GENERAL THEORY OF SYSTEMS: Performance criteria
| Collection | International Encyclopedia of Systems and Cybernetics |
|---|---|
| Year | 2004 |
| Vol. (num.) | 2(1) |
| ID | ◀ 1411 ▶ |
| Object type | General information |
L. TRONCALE, who also prefers to speak of General Theory of Systems instead of General Systems Theory, proposes the following criteria for its satisfactory use: “It would:
- consist of precisely defined concepts
- be context-independent, invariant across all scales of magnitude, demonstrable in all disciplines
- require the use of the full set of isomorphies, that is the minimal, sufficient, and necessary set (probably large)

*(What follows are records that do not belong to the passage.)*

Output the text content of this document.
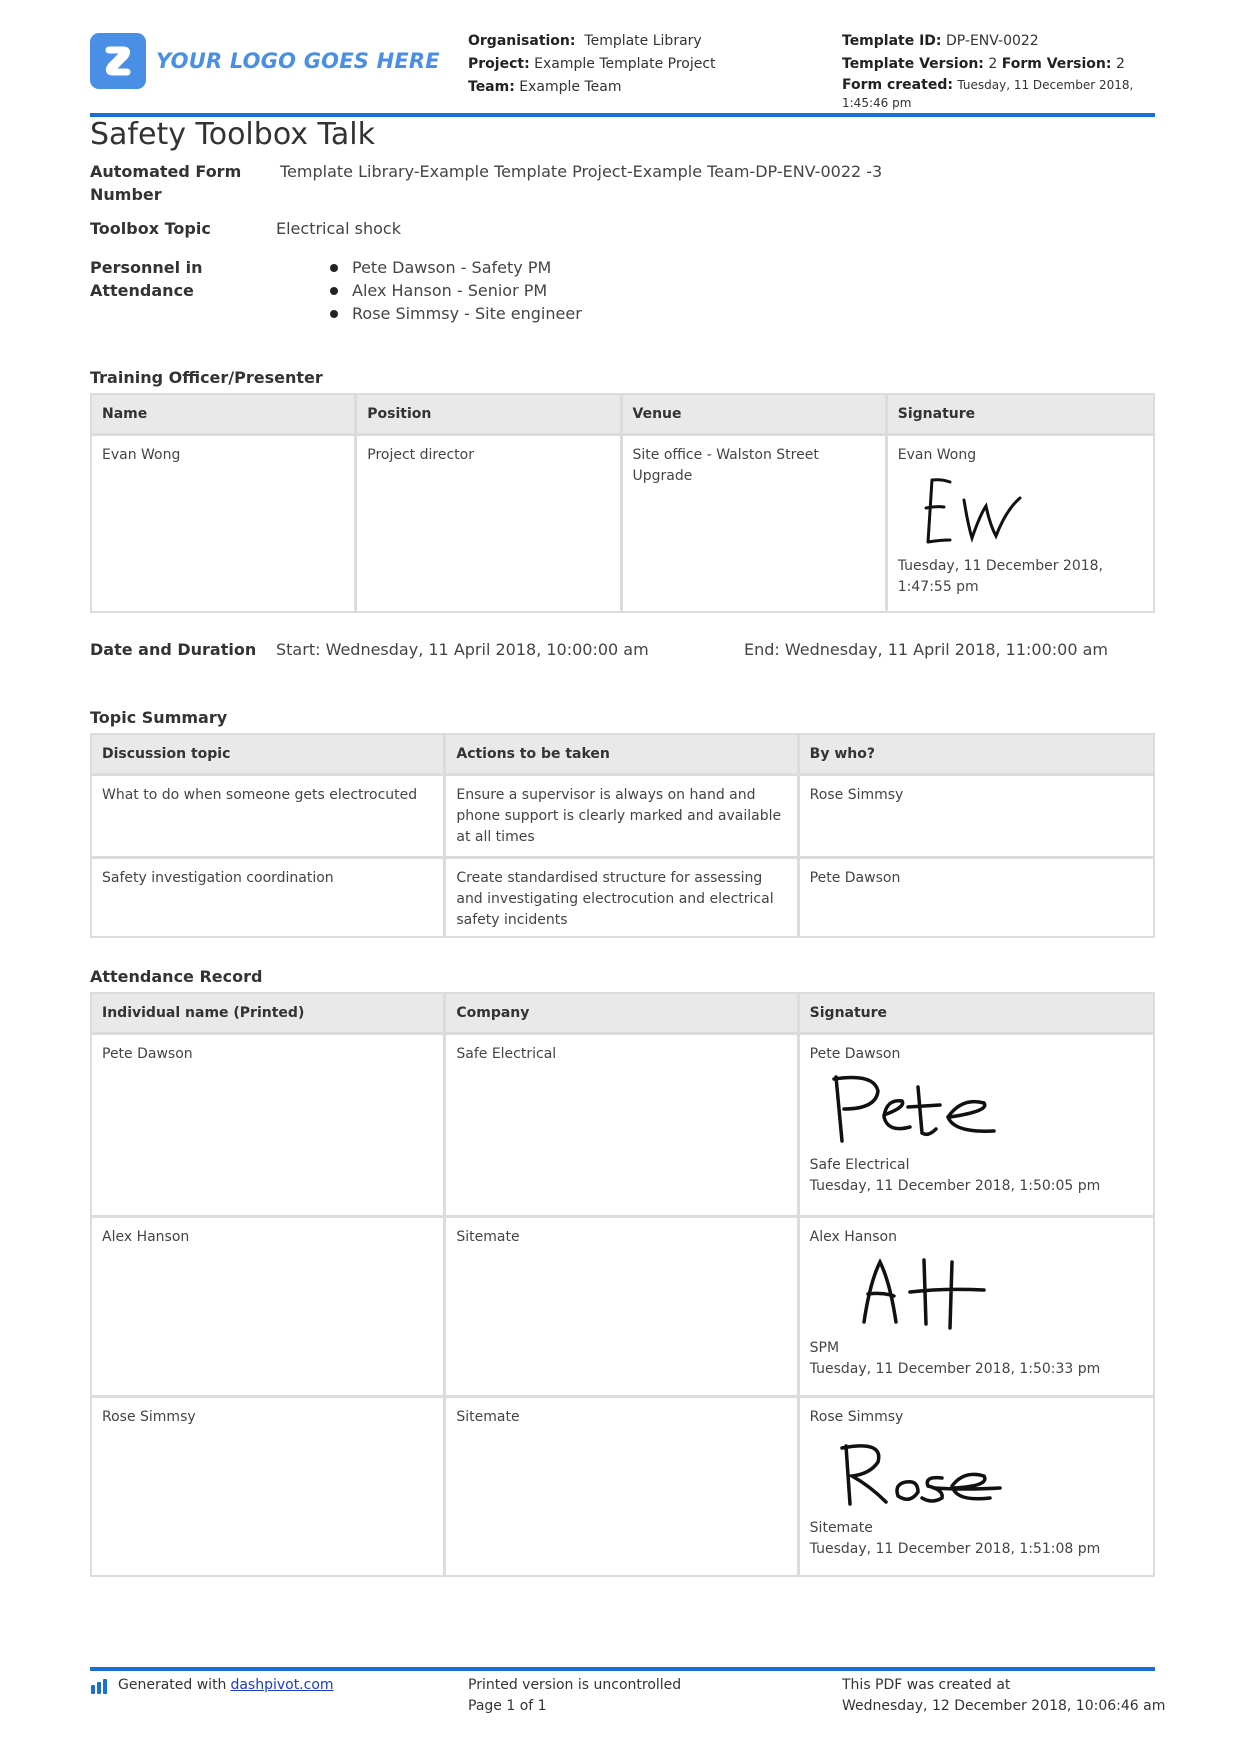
YOUR LOGO GOES HERE
Organisation: Template Library
Project: Example Template Project
Team: Example Team
Template ID: DP-ENV-0022
Template Version: 2 Form Version: 2
Form created: Tuesday, 11 December 2018, 1:45:46 pm
Safety Toolbox Talk
Automated Form Number
Template Library-Example Template Project-Example Team-DP-ENV-0022 -3
Toolbox Topic	Electrical shock
Personnel in Attendance
Pete Dawson - Safety PM
Alex Hanson - Senior PM
Rose Simmsy - Site engineer
Training Officer/Presenter
Name	Position	Venue	Signature
Evan Wong	Project director	Site office - Walston Street Upgrade	Evan Wong
Tuesday, 11 December 2018, 1:47:55 pm
Date and Duration Start: Wednesday, 11 April 2018, 10:00:00 am	End: Wednesday, 11 April 2018, 11:00:00 am
Topic Summary
Discussion topic	Actions to be taken	By who?
What to do when someone gets electrocuted	Ensure a supervisor is always on hand and phone support is clearly marked and available at all times	Rose Simmsy
Safety investigation coordination	Create standardised structure for assessing and investigating electrocution and electrical safety incidents	Pete Dawson
Attendance Record
Individual name (Printed)	Company	Signature
Pete Dawson	Safe Electrical	Pete Dawson
Safe Electrical
Tuesday, 11 December 2018, 1:50:05 pm

Alex Hanson	Sitemate	Alex Hanson
SPM
Tuesday, 11 December 2018, 1:50:33 pm

Rose Simmsy	Sitemate	Rose Simmsy
Sitemate
Tuesday, 11 December 2018, 1:51:08 pm
Generated with dashpivot.com	Printed version is uncontrolled
Page 1 of 1
This PDF was created at
Wednesday, 12 December 2018, 10:06:46 am
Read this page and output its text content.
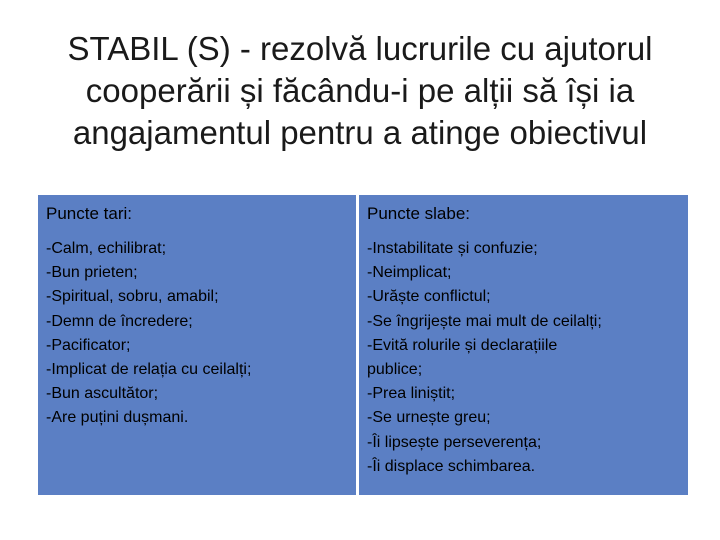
STABIL (S) - rezolvă lucrurile cu ajutorul cooperării și făcându-i pe alții să își ia angajamentul pentru a atinge obiectivul
Puncte tari:
-Calm, echilibrat;
-Bun prieten;
-Spiritual, sobru, amabil;
-Demn de încredere;
-Pacificator;
-Implicat de relația cu ceilalți;
-Bun ascultător;
-Are puțini dușmani.
Puncte slabe:
-Instabilitate și confuzie;
-Neimplicat;
-Urăște conflictul;
-Se îngrijește mai mult de ceilalți;
-Evită rolurile și declarațiile
publice;
-Prea liniștit;
-Se urnește greu;
-Îi lipsește perseverența;
-Îi displace schimbarea.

- require many specific linkages between isomorphies
- unobservable in one discipline
- unverifiable, unfalsifiable, even unrefinable, in one or a few disciplines
- apply to both descriptional and operational views
- describe both continuous and discrete systems
- be limited in its range of application only by the current state of applied knowledge
- possess built-in rules for desabstraction, scale translation protocols, or correspondence principles
- possess a built-in operational taxonomy
- have isomorphies and linkages that were self-organizing“ (1985, p.79).
Most of these conditions do already exist, but merely in an implicit way. It should be the responsability of every systemist to understand and apply them in order to avoid the very nullification of systemic thinking and of its practical use as a global scientific methodology.